Art & Exhibitions
A New Show at Kensington Palace Honors 170 Years’ Worth of Unseen Labor
"Untold Lives" highlights the staff that kept the palace running.
British royals typically get all the attention, but an unprecedented new show at Kensington Palace highlights the staff that kept their palaces running. “Untold Lives” shares relics including an ice saw and an early toilet to piece together the oft-overlooked livelihoods of wet nurses, rat catchers, and even a wild cat keeper who worked for Britain’s monarchs between 1660 and 1830.
“We have had a number of exhibitions which have touched on the lives of those living in the historic royal palaces, but we felt the time was right to explore their story from ‘the bottom up’ and focus on those who worked behind the throne,” co-curator Sebastian Edwards said. Research for the show shed light on extraordinary professionals like a female Keeper of Ice and Snow, who cut ice from frozen ponds to chill drinks, and a 96-year-old washroom attendant called a Necessary Woman.
Such untold lives unfold across thematic rooms. The one dubbed “Care and Intimacy,” for instance, displays a white linen apron worn by Queen Charlotte’s wardrobe maid Ann Elizabeth Thielcke in 1786.
Meanwhile, “Skills and Expertise” offers the only surviving dress from Queen Charlotte, on loan from the Fashion Museum in Bath.
That same room honors the critical security that staff provided, evidenced by a mid-19th-century fire bucket. “On three separate occasions, servants and staff saved Kensington Palace from fire,” the exhibition overview explains.
“Untold Lives” also recounts the labor force’s growing multiculturalism amid Britain’s conquests and early globalization. “This exhibition brings together three extraordinary portraits probably for the first time since they were painted in Britain over 300 years ago,” Edwards said. Sir Godfrey Kneller created all three. One depicts Keeper of the Privy Purse Mehmet von Königstreu, who was taken prisoner in the Ottoman Empire and transported to Britain, where he was ennobled in 1716. Another portrait immortalizes von Königstreu’s German wife, Marie Wedekind. Together, they were the first interracial couple to live among royals, at the German court of King George I.
Turkish valet Ernst August Mustapha von Misitri appears alongside them in the Origins and Identities room. “Mustapha’s portrait was only recently discovered in Germany and bought by a collector in the UK, who has loaned it to the exhibition,” Edwards said.
In the show’s press release, co-curator Mishka Sinha notes, “With so little remaining of their presence, we often find that the legacy left behind of those who worked in the royal palaces 300 years ago is simply invisibility.” The curators recruited contemporary artists to fill in those gaps.

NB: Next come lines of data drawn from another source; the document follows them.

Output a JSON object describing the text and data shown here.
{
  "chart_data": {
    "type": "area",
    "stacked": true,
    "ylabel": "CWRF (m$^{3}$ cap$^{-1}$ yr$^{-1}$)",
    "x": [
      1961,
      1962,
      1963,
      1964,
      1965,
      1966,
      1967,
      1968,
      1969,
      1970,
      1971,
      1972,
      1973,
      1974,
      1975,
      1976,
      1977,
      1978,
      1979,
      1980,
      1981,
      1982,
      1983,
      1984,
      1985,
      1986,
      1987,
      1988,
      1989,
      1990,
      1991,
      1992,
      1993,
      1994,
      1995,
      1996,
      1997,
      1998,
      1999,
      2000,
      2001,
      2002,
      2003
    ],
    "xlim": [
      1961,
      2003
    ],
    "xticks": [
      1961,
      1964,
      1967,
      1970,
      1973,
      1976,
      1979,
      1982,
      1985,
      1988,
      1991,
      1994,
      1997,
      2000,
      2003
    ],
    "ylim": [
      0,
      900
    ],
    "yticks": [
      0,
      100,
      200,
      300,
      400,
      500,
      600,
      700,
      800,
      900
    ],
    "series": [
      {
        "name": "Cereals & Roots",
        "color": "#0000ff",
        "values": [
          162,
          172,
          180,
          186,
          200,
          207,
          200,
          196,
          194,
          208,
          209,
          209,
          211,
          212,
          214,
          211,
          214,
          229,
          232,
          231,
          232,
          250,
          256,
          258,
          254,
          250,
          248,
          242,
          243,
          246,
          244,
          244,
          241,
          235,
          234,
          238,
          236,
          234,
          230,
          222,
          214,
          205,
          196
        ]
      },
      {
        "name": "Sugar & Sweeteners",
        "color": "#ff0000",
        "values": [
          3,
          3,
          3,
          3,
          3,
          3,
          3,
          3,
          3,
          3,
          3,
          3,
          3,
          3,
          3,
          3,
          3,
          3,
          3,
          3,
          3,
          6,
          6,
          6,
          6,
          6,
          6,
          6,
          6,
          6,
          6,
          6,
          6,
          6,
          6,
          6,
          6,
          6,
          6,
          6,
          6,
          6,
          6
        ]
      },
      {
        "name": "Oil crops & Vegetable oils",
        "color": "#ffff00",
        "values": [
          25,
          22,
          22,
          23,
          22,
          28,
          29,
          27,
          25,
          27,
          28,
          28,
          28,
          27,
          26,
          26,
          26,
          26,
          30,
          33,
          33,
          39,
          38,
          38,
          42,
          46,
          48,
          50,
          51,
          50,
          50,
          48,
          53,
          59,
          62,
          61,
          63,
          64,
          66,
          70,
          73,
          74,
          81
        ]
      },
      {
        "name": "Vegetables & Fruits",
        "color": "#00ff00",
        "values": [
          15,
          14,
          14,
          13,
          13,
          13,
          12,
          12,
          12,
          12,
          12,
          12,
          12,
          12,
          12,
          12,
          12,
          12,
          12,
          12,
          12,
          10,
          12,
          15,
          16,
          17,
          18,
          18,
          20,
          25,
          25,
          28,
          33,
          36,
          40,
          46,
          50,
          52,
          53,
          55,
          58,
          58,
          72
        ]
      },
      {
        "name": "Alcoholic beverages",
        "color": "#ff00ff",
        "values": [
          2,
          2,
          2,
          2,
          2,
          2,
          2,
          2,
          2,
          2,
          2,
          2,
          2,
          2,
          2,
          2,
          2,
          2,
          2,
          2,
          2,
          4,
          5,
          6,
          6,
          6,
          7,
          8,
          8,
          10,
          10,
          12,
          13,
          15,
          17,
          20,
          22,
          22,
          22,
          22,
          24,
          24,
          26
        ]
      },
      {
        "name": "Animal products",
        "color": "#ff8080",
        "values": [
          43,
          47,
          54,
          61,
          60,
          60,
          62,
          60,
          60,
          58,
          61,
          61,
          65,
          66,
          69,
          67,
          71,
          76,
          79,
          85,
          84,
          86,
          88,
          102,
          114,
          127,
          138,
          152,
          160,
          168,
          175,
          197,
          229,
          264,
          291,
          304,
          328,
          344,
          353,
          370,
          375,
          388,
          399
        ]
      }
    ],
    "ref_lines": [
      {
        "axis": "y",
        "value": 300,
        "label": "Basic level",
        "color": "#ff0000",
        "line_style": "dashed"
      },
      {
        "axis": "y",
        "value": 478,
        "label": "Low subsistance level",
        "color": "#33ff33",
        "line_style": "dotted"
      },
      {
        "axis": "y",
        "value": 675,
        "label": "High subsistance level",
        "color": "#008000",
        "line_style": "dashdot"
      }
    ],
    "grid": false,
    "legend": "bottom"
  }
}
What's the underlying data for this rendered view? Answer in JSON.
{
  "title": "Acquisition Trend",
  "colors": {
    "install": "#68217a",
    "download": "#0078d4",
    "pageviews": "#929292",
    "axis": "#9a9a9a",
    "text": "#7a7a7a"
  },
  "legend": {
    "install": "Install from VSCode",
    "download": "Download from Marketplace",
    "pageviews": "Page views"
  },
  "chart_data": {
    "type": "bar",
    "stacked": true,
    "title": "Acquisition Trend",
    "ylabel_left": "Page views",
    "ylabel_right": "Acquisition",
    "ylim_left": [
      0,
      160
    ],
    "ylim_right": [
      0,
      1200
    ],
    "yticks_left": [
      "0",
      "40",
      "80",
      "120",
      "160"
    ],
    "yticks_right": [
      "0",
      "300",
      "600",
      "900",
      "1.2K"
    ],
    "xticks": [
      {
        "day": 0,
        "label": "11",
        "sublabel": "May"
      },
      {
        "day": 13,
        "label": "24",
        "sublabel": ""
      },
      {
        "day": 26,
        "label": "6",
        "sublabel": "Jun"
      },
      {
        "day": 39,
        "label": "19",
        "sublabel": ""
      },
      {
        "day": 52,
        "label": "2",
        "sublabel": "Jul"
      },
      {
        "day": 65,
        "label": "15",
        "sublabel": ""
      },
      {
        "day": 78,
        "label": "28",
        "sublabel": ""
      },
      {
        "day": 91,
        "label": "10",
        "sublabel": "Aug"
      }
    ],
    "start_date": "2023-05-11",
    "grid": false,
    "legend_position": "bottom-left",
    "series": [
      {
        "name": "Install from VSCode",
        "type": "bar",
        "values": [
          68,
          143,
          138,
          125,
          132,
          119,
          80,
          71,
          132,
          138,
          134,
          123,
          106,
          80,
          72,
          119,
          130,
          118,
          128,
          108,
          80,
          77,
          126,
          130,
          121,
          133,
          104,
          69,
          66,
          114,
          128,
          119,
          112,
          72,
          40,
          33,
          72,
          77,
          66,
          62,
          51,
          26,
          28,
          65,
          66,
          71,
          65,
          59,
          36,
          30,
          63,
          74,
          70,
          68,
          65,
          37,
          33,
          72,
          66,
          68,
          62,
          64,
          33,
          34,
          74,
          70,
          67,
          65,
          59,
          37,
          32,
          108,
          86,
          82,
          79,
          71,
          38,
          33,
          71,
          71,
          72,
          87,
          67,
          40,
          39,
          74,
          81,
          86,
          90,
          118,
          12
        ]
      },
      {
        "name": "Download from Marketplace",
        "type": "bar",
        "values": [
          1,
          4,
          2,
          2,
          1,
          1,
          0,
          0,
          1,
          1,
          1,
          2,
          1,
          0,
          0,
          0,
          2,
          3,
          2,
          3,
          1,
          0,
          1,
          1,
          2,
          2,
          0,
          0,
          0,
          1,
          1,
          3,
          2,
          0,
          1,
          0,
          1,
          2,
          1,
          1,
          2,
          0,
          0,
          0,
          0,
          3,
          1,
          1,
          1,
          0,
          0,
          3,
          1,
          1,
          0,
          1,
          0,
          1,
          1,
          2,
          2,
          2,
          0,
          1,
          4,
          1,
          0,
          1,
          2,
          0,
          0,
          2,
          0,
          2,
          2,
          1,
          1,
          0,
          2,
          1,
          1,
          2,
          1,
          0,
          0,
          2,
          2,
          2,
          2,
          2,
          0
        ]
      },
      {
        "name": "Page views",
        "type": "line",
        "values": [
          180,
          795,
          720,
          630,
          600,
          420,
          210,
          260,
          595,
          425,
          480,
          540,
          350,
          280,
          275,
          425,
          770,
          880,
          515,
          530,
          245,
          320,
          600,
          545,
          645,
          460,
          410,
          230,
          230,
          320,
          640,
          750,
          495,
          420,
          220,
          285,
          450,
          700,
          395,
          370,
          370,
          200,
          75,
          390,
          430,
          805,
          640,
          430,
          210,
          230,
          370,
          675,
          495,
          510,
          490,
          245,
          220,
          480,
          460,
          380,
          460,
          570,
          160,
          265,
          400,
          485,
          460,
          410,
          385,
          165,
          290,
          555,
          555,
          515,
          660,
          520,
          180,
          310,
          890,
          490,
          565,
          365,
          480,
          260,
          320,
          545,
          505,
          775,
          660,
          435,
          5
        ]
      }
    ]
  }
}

Matt Smith crafted ceramic plates to share the story of disgraced Gentleman Usher Gustavus “Gusty” Guydickens, who served Queen Charlotte from 1777 to 1792—when, sources say, “he was caught in Hyde Park in ‘an unnatural situation’ with an 18-year-old lawyers’ clerk.”
“Untold Lives” also commissioned a photograph from Peter Brathwaite that expands upon Black identity in Kensington Palace’s King’s Staircase. Elsewhere, Robert Taylor bridges this show with the present in photographs that document staff overseeing the Palace’s State Apartments and grounds today.
“Untold Lives” is on view at Kensington Palace, London, through October 27, 2024.